Have you ever felt devastated after receiving unexpected negative feedback? Learning to take criticism professionally–not personally–is a skill that most can learn to do better. Here are some helpful ways to accept criticism effectively, even when it stings.
Criticism Is an Opportunity to Grow
Hearing our performance critiqued can be uncomfortable. Believe it or not, this discomfort is not bad; it is often a sign of growth. Consider the words you hear and look for truths. If the feedback is fair, challenge yourself to improve. Professionals take criticism seriously, not personally.
Our minds tend to exaggerate criticism. Next time you receive a piece of demoralizing feedback, pause and reflect. Don’t let a critique cause unhealthy thoughts about not being liked or appreciated. Instead, make a habit of detaching yourself from the personal feelings that arise. Retrain your brain to take criticism differently. It takes practice, but will lead to better self-esteem and healthier professional relationships.
In competitive environments, it is not easy to exercise humility. Taking full accountability for mistakes is important and leads to personal growth. Instead of playing blame games, commit to development and acknowledge shortcomings. Being humble and expressing thanks for constructive feedback will serve you better than getting defensive.
We All Have Bad Days
We live complicated lives.
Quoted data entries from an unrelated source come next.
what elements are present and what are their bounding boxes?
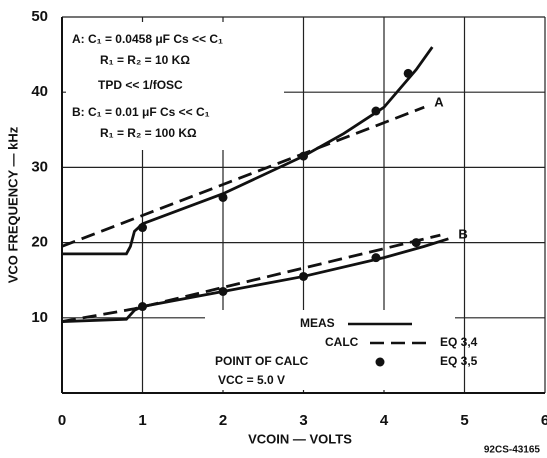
series-line: [61, 233, 441, 323]
calc-point: [138, 302, 147, 312]
legend-label: POINT OF CALC: [215, 354, 309, 368]
calc-point: [299, 271, 308, 281]
series-line: [61, 105, 425, 248]
calc-point: [371, 253, 381, 263]
x-tick-label: 0: [58, 412, 66, 429]
calc-point: [403, 68, 413, 78]
curve-label: B: [458, 226, 467, 241]
legend-note: EQ 3,4: [440, 335, 478, 349]
x-tick-label: 3: [299, 412, 307, 429]
annotation: R₁ = R₂ = 10 KΩ: [100, 53, 190, 67]
y-tick-label: 50: [31, 8, 48, 25]
calc-point: [371, 106, 381, 116]
x-tick-label: 5: [460, 412, 468, 429]
annotation: A: C₁ = 0.0458 μF Cs << C₁: [72, 32, 223, 46]
legend-box: [205, 310, 455, 390]
y-tick-label: 40: [31, 83, 48, 100]
x-tick-label: 2: [219, 412, 227, 429]
calc-point: [299, 151, 308, 161]
legend-label: CALC: [325, 335, 359, 349]
y-tick-label: 20: [31, 234, 48, 251]
x-tick-label: 1: [138, 412, 146, 429]
calc-point: [218, 286, 228, 296]
condition: VCC = 5.0 V: [218, 373, 285, 387]
calc-point: [218, 192, 228, 202]
legend-note: EQ 3,5: [440, 354, 478, 368]
annotation-box: [66, 22, 284, 150]
x-axis-title: VCOIN — VOLTS: [248, 431, 352, 446]
annotation: R₁ = R₂ = 100 KΩ: [100, 126, 197, 140]
x-tick-label: 6: [541, 412, 547, 429]
legend-symbol: [375, 357, 385, 367]
annotation: TPD << 1/fOSC: [98, 78, 183, 92]
y-tick-label: 30: [31, 158, 48, 175]
calc-point: [411, 238, 421, 248]
calc-point: [138, 223, 147, 233]
x-tick-label: 4: [380, 412, 389, 429]
legend-label: MEAS: [300, 316, 335, 330]
annotation: B: C₁ = 0.01 μF Cs << C₁: [72, 105, 210, 119]
curve-label: A: [434, 95, 444, 110]
footnote: 92CS-43165: [484, 445, 541, 456]
y-tick-label: 10: [31, 309, 48, 326]
y-axis-title: VCO FREQUENCY — kHz: [5, 126, 20, 283]
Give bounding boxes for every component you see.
You might not realize that your boss has a dying mother, or that your co-worker is going through a divorce. When people snap at you, make rude remarks, or offer destructive criticism, it is often a reflection of that person’s emotions — not how they feel about you. While you have no control over someone else’s bad day, you can recognize they are having one, and do your best to be respectful of their feelings.
Log Your Feedback
Take a moment to record notes about feedback you receive, followed by a simple game plan about how to improve.
When we accept that constructive criticism is meant to help — not hurt — us, we can have healthier professional relationships and improve our work. I encourage you to retrain your brain to view criticism holistically, not personally, in order to further your personal growth and development.